Para nuestros mayores, el hogar, su hogar, es el último cobijo, el marco que debiera acoger todo lo que aún les quede de vida. Si nunca pareció acogedora la idea de una residencia a la que acudir como último recurso y con suprema resignación, por no resultar una carga para los hijos, los pasados acontecimientos han teñido esa alternativa de un tenebroso tono oscuro. Aunque, de verdad, la ambición de un anciano es, y lo ha sido siempre, finalizar su vida en paz, rodeado de todo lo que le es familiar. Su calle, sus tiendas, su parque, su comunidad; y, sobre todo, esas cuatro paredes en las que se resume toda una existencia.

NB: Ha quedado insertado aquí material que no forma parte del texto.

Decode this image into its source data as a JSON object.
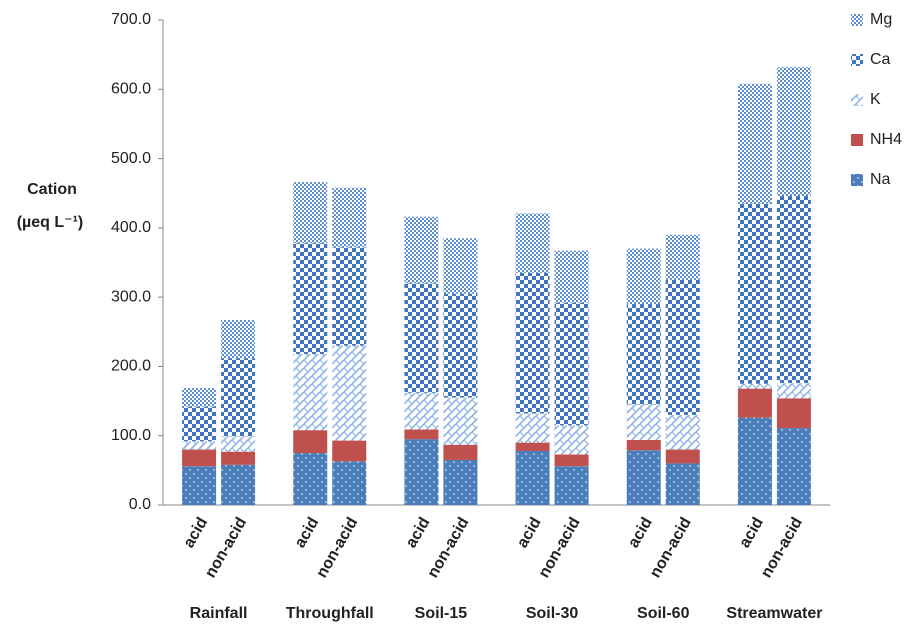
{
  "chart_data": {
    "type": "bar",
    "stacked": true,
    "y_label": "Cation",
    "y_label_unit": "(µeq L⁻¹)",
    "categories": [
      "acid",
      "non-acid",
      "acid",
      "non-acid",
      "acid",
      "non-acid",
      "acid",
      "non-acid",
      "acid",
      "non-acid",
      "acid",
      "non-acid"
    ],
    "groups": [
      "Rainfall",
      "Throughfall",
      "Soil-15",
      "Soil-30",
      "Soil-60",
      "Streamwater"
    ],
    "series": [
      {
        "name": "Na",
        "color": "#4a7ebb",
        "pattern": "dots",
        "values": [
          56,
          58,
          75,
          63,
          95,
          65,
          78,
          56,
          79,
          60,
          126,
          111
        ]
      },
      {
        "name": "NH4",
        "color": "#c0504d",
        "pattern": "solid",
        "values": [
          24,
          19,
          33,
          30,
          14,
          22,
          12,
          17,
          15,
          20,
          42,
          43
        ]
      },
      {
        "name": "K",
        "color": "#8eb4e3",
        "pattern": "hatch",
        "values": [
          12,
          22,
          110,
          137,
          53,
          68,
          42,
          42,
          51,
          50,
          7,
          22
        ]
      },
      {
        "name": "Ca",
        "color": "#3f74c0",
        "pattern": "checker",
        "values": [
          50,
          113,
          160,
          142,
          158,
          150,
          203,
          177,
          145,
          195,
          260,
          270
        ]
      },
      {
        "name": "Mg",
        "color": "#5b8fd0",
        "pattern": "fine",
        "values": [
          27,
          55,
          88,
          86,
          96,
          80,
          86,
          75,
          80,
          65,
          173,
          186
        ]
      }
    ],
    "ylim": [
      0,
      700
    ],
    "yticks": [
      {
        "value": 0,
        "label": "0.0"
      },
      {
        "value": 100,
        "label": "100.0"
      },
      {
        "value": 200,
        "label": "200.0"
      },
      {
        "value": 300,
        "label": "300.0"
      },
      {
        "value": 400,
        "label": "400.0"
      },
      {
        "value": 500,
        "label": "500.0"
      },
      {
        "value": 600,
        "label": "600.0"
      },
      {
        "value": 700,
        "label": "700.0"
      }
    ],
    "legend": "right"
  }
}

Mientras se habla tanto (en realidad, más bien se hablaba) de cambiar el modelo de las residencias, sería preferible pensar un poco más en la posibilidad de prolongar todo cuanto sea factible la permanencia de los mayores en su hogar «de toda la vida». No parece algo muy complicado, ni que debiera absorber recursos desmedidos.